Est-ce que la pilule lui faisait de l’effet ? Il se sentait un peu étourdi.
— Comme vous êtes Scandinave, vous avez sans doute de nombreux contacts avec l’Europe Festung. Par exemple, vous avez embarqué à Tempelhof. Peut-on adopter une pareille attitude ? Vous êtes neutre. Donnez-moi votre opinion, si vous le voulez bien.
— Je ne comprends pas de quelle attitude vous voulez parler, dit Mr Baynes.

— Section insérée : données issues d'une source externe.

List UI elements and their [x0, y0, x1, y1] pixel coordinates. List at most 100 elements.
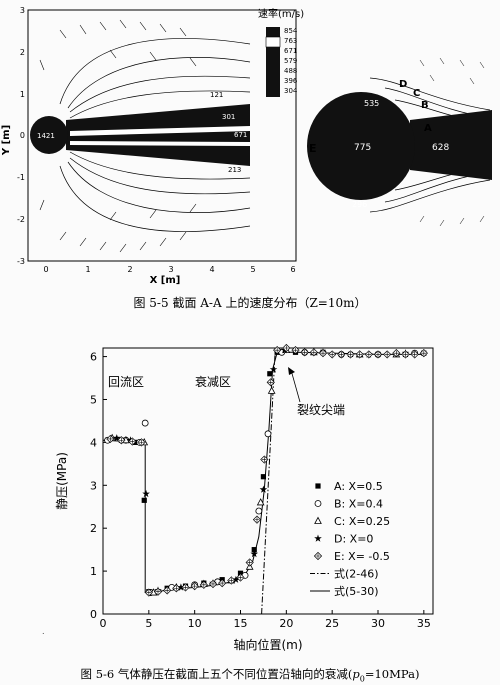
series-point-3: [177, 583, 185, 591]
annotation-decay: 衰减区: [195, 374, 231, 389]
left-panel-frame: [27, 9, 297, 262]
figure-5-5-caption: 图 5-5 截面 A-A 上的速度分布（Z=10m）: [133, 296, 367, 310]
series-point-3: [250, 549, 259, 558]
series-point-4: [153, 587, 163, 596]
series-point-4: [128, 437, 137, 446]
contour-label-535: 535: [364, 99, 379, 108]
series-point-4-cross: [247, 560, 253, 565]
left-panel: 121 301 671 213 1421 0 1 2 3 4 5 6 3 2 1…: [1, 6, 297, 286]
svg-text:3: 3: [20, 6, 25, 15]
series-point-4-cross: [338, 352, 344, 357]
series-point-4-cross: [421, 350, 427, 356]
svg-text:-3: -3: [17, 257, 25, 266]
contour-label-121: 121: [210, 91, 223, 99]
series-line-5: [261, 347, 276, 615]
series-point-4-cross: [164, 588, 170, 593]
svg-text:5: 5: [250, 265, 255, 274]
series-point-4: [355, 350, 364, 359]
svg-text:763: 763: [284, 37, 297, 45]
svg-text:304: 304: [284, 87, 298, 95]
series-point-4: [300, 348, 309, 357]
series-point-0: [237, 570, 244, 576]
chart-legend: A: X=0.5 B: X=0.4 C: X=0.25 D: X=0 E: X= -0.…: [310, 480, 390, 598]
crack-tip-arrow: [290, 369, 301, 403]
x-tick-label: 30: [371, 617, 385, 630]
series-point-4: [260, 455, 269, 464]
velocity-figure: 121 301 671 213 1421 0 1 2 3 4 5 6 3 2 1…: [1, 6, 492, 286]
series-point-4: [328, 350, 337, 359]
series-point-4-cross: [107, 436, 113, 442]
legend-marker-2: [314, 516, 322, 524]
region-label-a: A: [424, 123, 432, 134]
x-tick-label: 15: [234, 617, 248, 630]
y-tick-label: 4: [90, 436, 97, 449]
series-point-4: [227, 576, 236, 585]
series-point-4-cross: [293, 347, 298, 353]
series-point-0: [251, 547, 257, 553]
y-tick-label: 6: [90, 351, 97, 364]
series-point-1: [264, 430, 272, 438]
jet-core-streak: [70, 126, 250, 136]
series-point-4: [236, 573, 245, 582]
svg-text:3: 3: [168, 265, 173, 274]
velocity-legend: 速率(m/s) 854 763 671 579 488 396 304: [258, 7, 304, 97]
annotation-backflow: 回流区: [108, 375, 144, 389]
legend-marker-4-cross: [315, 553, 321, 559]
svg-text:488: 488: [284, 67, 297, 75]
right-vector-field: [419, 57, 485, 227]
series-point-3: [112, 434, 121, 442]
series-point-3: [259, 485, 268, 493]
legend-label-5: 式(2-46): [334, 568, 379, 581]
series-point-4-cross: [173, 585, 179, 591]
x-axis-label: X [m]: [150, 275, 181, 286]
y-tick-label: 1: [90, 565, 97, 578]
series-point-3: [232, 575, 240, 583]
axis-ticks: 0 5 10 15 20 25 30 35 0 1 2 3 4 5 6: [90, 351, 431, 630]
contour-lines: [59, 38, 251, 232]
right-panel: 535 775 628 296 D C B A E: [307, 57, 492, 227]
series-point-4-cross: [228, 578, 234, 583]
plot-frame: [102, 347, 434, 615]
series-point-4-cross: [201, 582, 207, 588]
svg-text:0: 0: [20, 131, 25, 140]
region-label-d: D: [399, 79, 407, 90]
svg-text:-2: -2: [17, 215, 25, 224]
series-point-4-cross: [274, 347, 280, 353]
series-point-4: [144, 588, 153, 597]
chart-y-label: 静压(MPa): [55, 452, 69, 510]
svg-text:6: 6: [290, 265, 295, 274]
series-point-4: [309, 348, 318, 357]
series-point-4: [364, 350, 373, 359]
legend-marker-3: [314, 534, 322, 542]
velocity-legend-levels: 854 763 671 579 488 396 304: [284, 27, 298, 95]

— À l’égard des vieux, des malades, des faibles, des aliénés, des inutiles de toutes catégories. « À quoi sert un nouveau-né ? » a demandé à juste titre un philosophe anglo-saxon. J’ai appris cette phrase par cœur et je me la suis souvent répétée. Monsieur, un nouveau-né ne sert à rien. En général.
Mr Baynes fit entendre un son qui pouvait vouloir dire n’importe quoi ; un petit grognement poli qui n’engage à rien.
— N’est-il pas exact, dit Mr Tagomi, qu’aucun homme ne doit être l’instrument des besoins d’un autre ? (Il se pencha en avant pour insister.) S’il vous plaît, donnez-moi votre opinion de neutre Scandinave.
— Je ne sais pas, répondit Mr Baynes.
— Pendant la guerre, dit Mr Tagomi, j’occupais un poste subalterne dans le District de la Chine. À Shanghai. Là, à Hankéou, il y avait un camp de Juifs internés pour la durée de la guerre par le gouvernement impérial. Le Secours juif les faisait vivre. Le ministre nazi à Shanghai nous a demandé de les massacrer. Je me rappelle la réponse de mes supérieurs. Elle était ainsi conçue : « Pareille demande est en désaccord avec les considérations humanitaires. » Ils ont rejeté la requête comme étant barbare. Cela m’a impressionné.
— Je vois, murmura Mr Baynes.
Essaie-t-il de me faire parler ? se demandait-il. Maintenant il se sentait alerte. Il semblait recouvrer ses esprits.
— Les Juifs, dit Mr Tagomi, ont toujours été présentés par les Nazis comme des Asiates, et des non-blancs. Monsieur, cette insinuation n’a jamais été perdue de vue par les personnalités japonaises, même celles qui appartenaient au cabinet de Guerre. Je n’ai jamais discuté de cette question avec les citoyens du Reich que j’ai rencontrés…
— Eh bien, je ne suis pas allemand, dit Mr Baynes en l’interrompant. Je peux donc difficilement parler de l’Allemagne. (Il se leva et se dirigea vers la porte.) Je reprendrai la discussion avec vous demain. Veuillez m’excuser. Je ne peux pas rassembler mes pensées.
Cependant, c’était un fait, ses idées étaient à présent devenues tout à fait claires. Il faut que je sorte d’ici, constatait-il. Cet homme est en train de me pousser trop loin.
— Excusez-moi la stupidité du fanatisme, dit Mr Tagomi en allant aussitôt ouvrir la porte. Les considérations philosophiques m’ont rendu aveugle à l’égard du fait humain réel.
Il dit à haute voix quelques mots en japonais, et la porte d’entrée s’ouvrit. Apparut un jeune Japonais, qui s’inclina légèrement en regardant Mr Baynes.
Mon chauffeur, se dit celui-ci.
Peut-être mes remarques donquichottesques pendant le voyage par la Lufthansa, se dit-il soudain. À ce… quel que soit son nom. Lotze. Il a été trouver les Japonais ici, d’une façon ou d’une autre. Il y a certainement un rapport.
Je préférerais ne pas avoir dit cela à Lotze, se disait-il. Je le regrette. Mais il est trop tard.
Je ne suis pas la personne qu’il fallait. Pas du tout. Pas pour faire cela.
Puis il se dit : Un Suédois dirait bien cela à Lotze. C’est très bien. Rien n’a mal tourné ; je deviens exagérément scrupuleux. Je transporte les habitudes de ma situation antérieure dans celle-ci. En réalité je peux parler abondamment à cœur ouvert. C’est cela la situation à laquelle je dois m’adapter.